Shandon looked towards the north and shuddered.

A strange-looking animal, with smoking tongue hanging out of enormous wide open jaws, was bounding towards the ship, and had come within a cable's length of her. He seemed more than twenty feet high; his hair stood on end, and his formidable tail, full ten feet long, swept the snow and sent it flying in thick clouds. He was evidently in pursuit of the sailors, and the apparition of such a monster was enough to scare the bravest.

"It is a bear!" said one.

"It is a dragon!" exclaimed another.

"It is the lion in the Revelation!" suggested a third, while Shandon ran to his cabin and seized a loaded pistol.
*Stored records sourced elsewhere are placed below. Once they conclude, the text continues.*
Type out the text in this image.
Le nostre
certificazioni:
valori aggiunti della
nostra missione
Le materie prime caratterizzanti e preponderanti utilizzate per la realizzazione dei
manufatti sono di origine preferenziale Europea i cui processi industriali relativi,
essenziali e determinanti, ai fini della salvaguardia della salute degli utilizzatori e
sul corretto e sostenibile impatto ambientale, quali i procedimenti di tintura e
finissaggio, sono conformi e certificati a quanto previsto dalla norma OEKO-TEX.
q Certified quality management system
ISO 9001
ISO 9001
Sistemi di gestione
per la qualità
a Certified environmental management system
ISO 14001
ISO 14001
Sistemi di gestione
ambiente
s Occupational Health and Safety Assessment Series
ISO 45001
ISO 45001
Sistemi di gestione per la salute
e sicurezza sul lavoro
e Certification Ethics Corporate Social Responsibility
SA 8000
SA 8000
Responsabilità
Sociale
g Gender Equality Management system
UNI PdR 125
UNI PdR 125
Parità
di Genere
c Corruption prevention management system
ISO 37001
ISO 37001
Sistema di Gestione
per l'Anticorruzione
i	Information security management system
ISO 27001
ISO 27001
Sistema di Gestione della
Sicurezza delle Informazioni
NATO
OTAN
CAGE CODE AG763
The Doctor armed himself with a revolver, and stood ready to fire at the huge animal, who seemed, from his enormous size, to belong to the antediluvian world.

The beast came nearer, making tremendus leaps and Shandon and the Doctor discharged their weapons simultaneously. An unlooked-for result followed. The sudden explosion shook the atmosphere and changed the entire aspect of things

The Doctor burst out laughing, and said, "Refraction again!"

"Refraction!" exclaimed Shandon.

But the crew shouted "The dog! the dog-captain!" and Pen thundered out, "Ah! it is the dog, always that cursed dog!"

And the dog it really was, who had snapped his cords and managed to get out on the ice again at another seal-hole.

Refraction, which is common enough in Arctic latitudes, had made him assume these formidable dimensions, while the vibration in the atmosphere had restored him to his original proportions. But this occurrence had a bad effect on the sailors, who were by no means disposed to accept a purely physical explanation of it. The strange phenomenon at the Devil's Thumb, and the reappearance of the dog under such peculiar circumstances, brought things to a climax, and loud murmurings were heard on all sides.